COLSTRIP, Montana—After a 10-hour shift at the coal-fired power plant in the small southeastern Montana town of Colstrip, Northern Cheyenne tribal member Jason Small drives three minutes down the road to a local taco truck. Dressed in a zip-up hoodie and jeans, he grabs a burrito and heads next door for a late-afternoon beer at the Whiskey Gulch Saloon, a nearly empty bar where the staff all know him.

Small has worked at the Colstrip Steam Electric Station for about 20 years. He’s a boilermaker, doing maintenance and repairs for the plant’s two remaining coal-fired generating units, which  are capable of producing up to 1,480 megawatts of electricity.  The other two units shut down in 2020 – two years ahead of schedule – because their owners, Talen Montana and Puget Sound Energy, could not cover their costs.

Colstrip has provided power to cities across the Northwest since the 1970s. Now, as state environmental regulations in Washington and Oregon require four of the plant’s six owners based in these states to pull out of coal-fired power by 2025 and 2030, respectively, the plant’s future is uncertain. “You don’t know if this thing is shutting down in two weeks or tomorrow morning or five years from now or 2040,” Small said.

The plant’s closure would mean job losses for locals, including Small. But unemployment is not the only legacy the plant would leave behind: Questions remain about how five decades-worth of coal ash – the toxic byproduct that contains dangerous elements like arsenic, lead and mercury – will be cleaned up.

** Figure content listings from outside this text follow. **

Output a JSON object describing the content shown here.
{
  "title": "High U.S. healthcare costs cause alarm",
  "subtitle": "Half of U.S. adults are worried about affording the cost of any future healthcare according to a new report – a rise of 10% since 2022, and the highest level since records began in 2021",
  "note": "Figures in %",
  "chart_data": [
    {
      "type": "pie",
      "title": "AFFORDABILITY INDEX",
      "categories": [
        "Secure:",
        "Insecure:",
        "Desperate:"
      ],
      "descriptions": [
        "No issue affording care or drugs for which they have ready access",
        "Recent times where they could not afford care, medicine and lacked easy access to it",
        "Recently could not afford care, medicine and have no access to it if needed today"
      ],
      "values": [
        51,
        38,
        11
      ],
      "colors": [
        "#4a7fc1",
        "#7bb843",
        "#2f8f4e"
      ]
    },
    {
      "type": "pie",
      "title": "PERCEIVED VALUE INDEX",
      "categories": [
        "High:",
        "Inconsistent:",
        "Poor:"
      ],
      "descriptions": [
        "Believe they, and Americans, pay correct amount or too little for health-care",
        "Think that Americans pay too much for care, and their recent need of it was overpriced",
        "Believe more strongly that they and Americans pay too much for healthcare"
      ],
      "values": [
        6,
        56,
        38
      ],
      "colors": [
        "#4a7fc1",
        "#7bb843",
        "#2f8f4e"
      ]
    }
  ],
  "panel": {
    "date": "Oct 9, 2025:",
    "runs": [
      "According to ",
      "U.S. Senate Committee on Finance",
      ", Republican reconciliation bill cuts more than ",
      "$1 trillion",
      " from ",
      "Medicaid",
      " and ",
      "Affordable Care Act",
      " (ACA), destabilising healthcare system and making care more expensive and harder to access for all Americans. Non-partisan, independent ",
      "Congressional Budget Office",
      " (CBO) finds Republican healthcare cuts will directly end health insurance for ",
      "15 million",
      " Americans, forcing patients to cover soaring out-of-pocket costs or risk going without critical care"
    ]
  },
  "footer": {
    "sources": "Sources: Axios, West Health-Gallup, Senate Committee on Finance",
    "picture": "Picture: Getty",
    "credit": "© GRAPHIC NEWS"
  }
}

Coal ash presents a serious environmental challenge, as well as threats to the spiritual and cultural history of Native Americans on the 690-square-mile  Northern Cheyenne Indian Reservation where Small lives among 5,000 other tribal members. Though he has worked at various power plants around the country, Small prefers living close to home, on the land his ancestors fought their way back to after the U.S. government forcibly relocated them to present-day Oklahoma in the 1800s.